Yazılım Kalitesi : Bütün bir yaşam döngüsü sırasında etken olan bir konudur.

Kalite kavramı, YM etkinliklerinin hepsinde yer alması gereken, sürecin bütünü ile ilgilidir (bir şemsiye etkinlik) [34].

2.2. Yazılım Güvenliği

Hangi kaynaktan geldiği belirsiz kodların bilinçsizce çalıştırılması sonucu her gün binlerce sistem milyonlarca dolarlık hasara uğramaktadır.

CERT koordinasyon merkezinin verilerine göre 2003 yılında, 2002 yılındakine oranla %70 artış gösteren yazılım zayıflıkları ve açıkları raporlanmıştır. 1970 yıllarında orijinal bilgisayar güvenliği savunma stratejisi “nüfuz et ve yama.”

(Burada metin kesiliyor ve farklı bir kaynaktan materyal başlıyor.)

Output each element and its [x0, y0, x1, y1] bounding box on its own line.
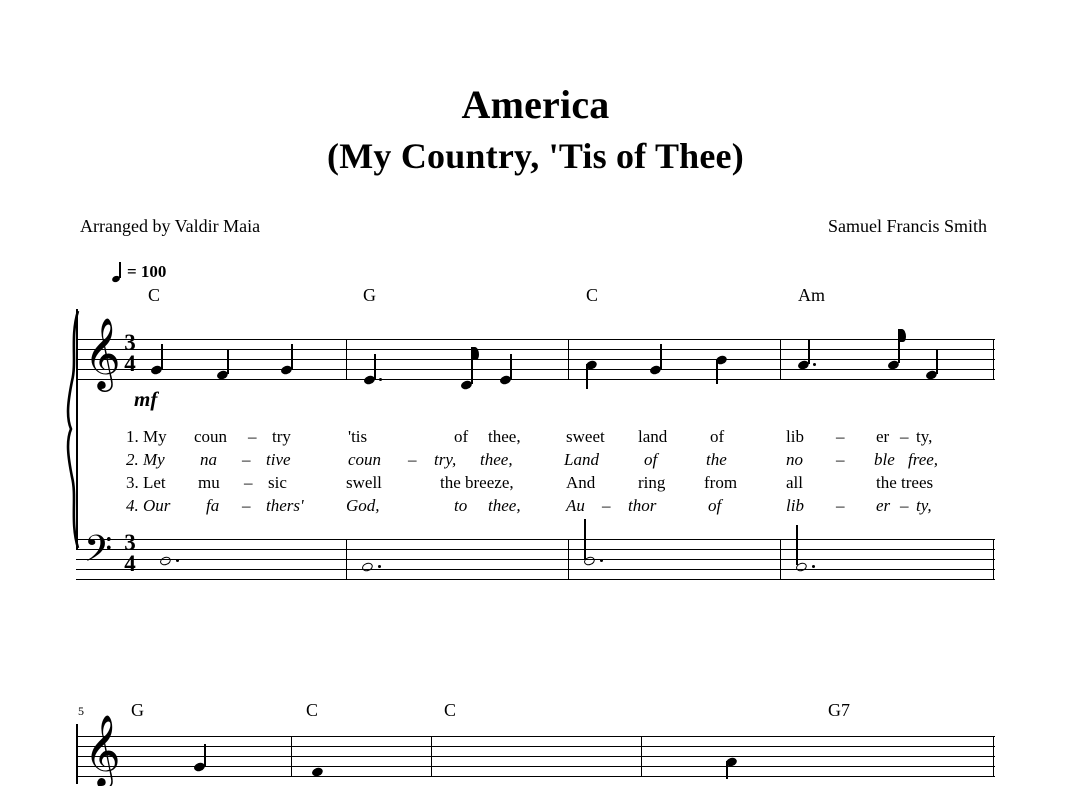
- staff-line: [76, 559, 995, 560]
- lyric-syllable: 4. Our: [126, 496, 171, 515]
- notehead: [159, 555, 172, 567]
- lyric-syllable: free,: [908, 450, 939, 469]
- barline: [780, 339, 781, 380]
- lyric-syllable: thee,: [488, 427, 521, 446]
- lyric-syllable: lib: [786, 496, 804, 515]
- chord-symbol: C: [586, 285, 599, 305]
- lyric-syllable: no: [786, 450, 803, 469]
- barline: [780, 539, 781, 580]
- lyric-syllable: try: [272, 427, 291, 446]
- lyric-syllable: of: [454, 427, 469, 446]
- note-stem: [726, 761, 728, 779]
- lyric-syllable: Land: [564, 450, 599, 469]
- note-stem: [161, 344, 163, 369]
- staff-line: [76, 349, 995, 350]
- chord-symbol: G: [131, 700, 144, 720]
- time-signature-denominator: 4: [124, 351, 136, 376]
- note-stem: [227, 349, 229, 374]
- eighth-flag-icon: [472, 347, 479, 360]
- treble-clef-icon: 𝄞: [84, 713, 121, 786]
- chord-symbol: G: [363, 285, 376, 305]
- lyric-hyphen: –: [900, 427, 909, 446]
- lyric-syllable: 'tis: [348, 427, 368, 446]
- staff-line: [76, 379, 995, 380]
- lyric-line-1: [76, 427, 995, 450]
- staff-line: [76, 766, 995, 767]
- staff-line: [76, 339, 995, 340]
- lyric-syllable: na: [200, 450, 217, 469]
- staff-line: [76, 369, 995, 370]
- lyric-line-4: [76, 496, 995, 519]
- staff-line: [76, 549, 995, 550]
- lyric-syllable: 2. My: [126, 450, 165, 469]
- lyric-syllable: the: [706, 450, 727, 469]
- lyric-syllable: the trees: [876, 473, 934, 492]
- lyric-syllable: Au: [566, 496, 585, 515]
- time-signature-numerator: 3: [124, 530, 136, 555]
- time-signature-denominator: 4: [124, 551, 136, 576]
- time-signature-bass: [120, 532, 140, 574]
- lyric-syllable: thee,: [480, 450, 513, 469]
- note-stem: [374, 354, 376, 379]
- measure-number: 5: [78, 704, 84, 718]
- lyric-hyphen: –: [248, 427, 257, 446]
- note-stem: [510, 354, 512, 379]
- lyric-syllable: try,: [434, 450, 457, 469]
- treble-clef-icon: 𝄞: [84, 316, 121, 389]
- staff-line: [76, 539, 995, 540]
- lyric-syllable: coun: [348, 450, 382, 469]
- lyric-syllable: of: [708, 496, 722, 515]
- lyric-hyphen: –: [242, 496, 251, 515]
- augmentation-dot: [378, 565, 381, 568]
- chord-row-1: [76, 285, 995, 309]
- barline: [993, 539, 994, 580]
- lyric-hyphen: –: [242, 450, 251, 469]
- barline: [346, 339, 347, 380]
- lyric-syllable: of: [710, 427, 725, 446]
- eighth-flag-icon: [899, 329, 906, 342]
- note-stem: [796, 525, 798, 565]
- note-stem: [291, 344, 293, 369]
- bass-clef-icon: 𝄢: [84, 528, 113, 579]
- lyric-syllable: sic: [268, 473, 287, 492]
- lyric-syllable: all: [786, 473, 803, 492]
- note-stem: [936, 349, 938, 374]
- lyric-syllable: mu: [198, 473, 220, 492]
- augmentation-dot: [379, 378, 382, 381]
- tempo-marking: [112, 262, 166, 282]
- staff-line: [76, 746, 995, 747]
- lyric-syllable: from: [704, 473, 738, 492]
- lyrics-block: [76, 427, 995, 519]
- lyric-syllable: er: [876, 496, 891, 515]
- lyric-syllable: And: [566, 473, 596, 492]
- lyric-hyphen: –: [836, 450, 845, 469]
- lyric-syllable: ty,: [916, 427, 933, 446]
- music-system-2: [76, 700, 995, 784]
- lyric-syllable: ty,: [916, 496, 932, 515]
- lyric-hyphen: –: [602, 496, 611, 515]
- lyric-syllable: God,: [346, 496, 380, 515]
- composer-credit: Samuel Francis Smith: [828, 216, 987, 236]
- page-subtitle: (My Country, 'Tis of Thee): [327, 136, 744, 176]
- time-signature-numerator: 3: [124, 330, 136, 355]
- barline: [568, 339, 569, 380]
- lyric-line-2: [76, 450, 995, 473]
- title-block: [0, 78, 1071, 180]
- grand-staff-1: [76, 309, 995, 579]
- lyric-syllable: swell: [346, 473, 382, 492]
- lyric-syllable: to: [454, 496, 468, 515]
- lyric-syllable: land: [638, 427, 668, 446]
- tempo-value: = 100: [127, 262, 167, 281]
- chord-symbol: G7: [828, 700, 850, 720]
- note-stem: [808, 339, 810, 364]
- lyric-hyphen: –: [836, 496, 845, 515]
- lyric-syllable: of: [644, 450, 658, 469]
- staff-line: [76, 569, 995, 570]
- page-title: America: [461, 82, 610, 127]
- lyric-syllable: thee,: [488, 496, 521, 515]
- augmentation-dot: [813, 363, 816, 366]
- lyric-hyphen: –: [408, 450, 417, 469]
- note-stem: [584, 519, 586, 559]
- staff-line: [76, 579, 995, 580]
- chord-symbol: C: [148, 285, 161, 305]
- lyric-syllable: 3. Let: [126, 473, 166, 492]
- quarter-note-icon: [112, 262, 122, 282]
- note-stem: [586, 364, 588, 389]
- note-stem: [204, 744, 206, 766]
- arranger-credit: Arranged by Valdir Maia: [80, 216, 261, 236]
- staff-line: [76, 776, 995, 777]
- treble-staff: [76, 316, 995, 411]
- lyric-syllable: lib: [786, 427, 804, 446]
- staff-line: [76, 359, 995, 360]
- notehead: [361, 561, 374, 573]
- augmentation-dot: [812, 565, 815, 568]
- lyric-syllable: er: [876, 427, 890, 446]
- lyric-hyphen: –: [900, 496, 909, 515]
- lyric-syllable: coun: [194, 427, 228, 446]
- augmentation-dot: [600, 559, 603, 562]
- augmentation-dot: [176, 559, 179, 562]
- chord-symbol: C: [306, 700, 319, 720]
- lyric-syllable: fa: [206, 496, 220, 515]
- barline: [568, 539, 569, 580]
- music-system-1: [76, 285, 995, 579]
- barline: [993, 339, 994, 380]
- lyric-syllable: 1. My: [126, 427, 167, 446]
- lyric-syllable: ble: [874, 450, 895, 469]
- barline: [346, 539, 347, 580]
- grand-staff-2: [76, 713, 995, 786]
- bass-staff: [76, 528, 995, 580]
- lyric-hyphen: –: [836, 427, 845, 446]
- time-signature-treble: [120, 332, 140, 374]
- lyric-syllable: thor: [628, 496, 657, 515]
- lyric-syllable: sweet: [566, 427, 605, 446]
- note-stem: [660, 344, 662, 369]
- note-stem: [716, 359, 718, 384]
- dynamic-marking: mf: [134, 387, 158, 411]
- lyric-line-3: [76, 473, 995, 496]
- staff-line: [76, 736, 995, 737]
- lyric-syllable: tive: [266, 450, 291, 469]
- chord-row-2: [76, 700, 995, 724]
- chord-symbol: Am: [798, 285, 825, 305]
- lyric-syllable: thers': [266, 496, 304, 515]
- lyric-hyphen: –: [244, 473, 253, 492]
- lyric-syllable: the breeze,: [440, 473, 514, 492]
- chord-symbol: C: [444, 700, 457, 720]
- lyric-syllable: ring: [638, 473, 666, 492]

terimleriyle ifade ediliyordu.

O zamanlar savunma tamamen, ancak saldırı tespit edildikten, hasar oluştuktan sonra reaktif(tepkimeli)di. ”Nüfuz et ve yama”’yı real-time saldırı tespit sistemleri, denetleme toolları gibi daha gelişmiş savunma teknikleri takip etti.

Yazılım güvenliği ve güvenli yazılım geliştirme sürecinde güvenlikle alakalı önlemlerin ne kadar erken alınmaya başlandığına bağlı bir gelişim göstermektedir.

2.2.1. Güvenli yazılım geliştirme

Yazılımların yaygın olarak kullanılmaya başlandığı ilk yıllarda kaliteli ve olgun yazılım üretmek, son yıllarda ise özellikle güvenli yazılım geliştirmek için çok sayıda model ve çerçeve üzerinde çalışılmıştır. Bu durumun en büyük tetikleyicisi son yıllarda güvenlik açıklıklarının artmasıdır. Güvenli bir sistem oluşturabilmek güçtür. Sistemlerdeki güvenlik açıkları yüzünden birçok sistem hasara uğramaktadır.

(20)

Bu açıklıkların kaynağı donanım ve yazılım olmak üzere iki temele dayanır.

Günümüzde donanımsal hatalar en aza indirgenmiş durumdadır. Ortaya çıkan güvenlik açıkları büyük oranda yazılımsaldır.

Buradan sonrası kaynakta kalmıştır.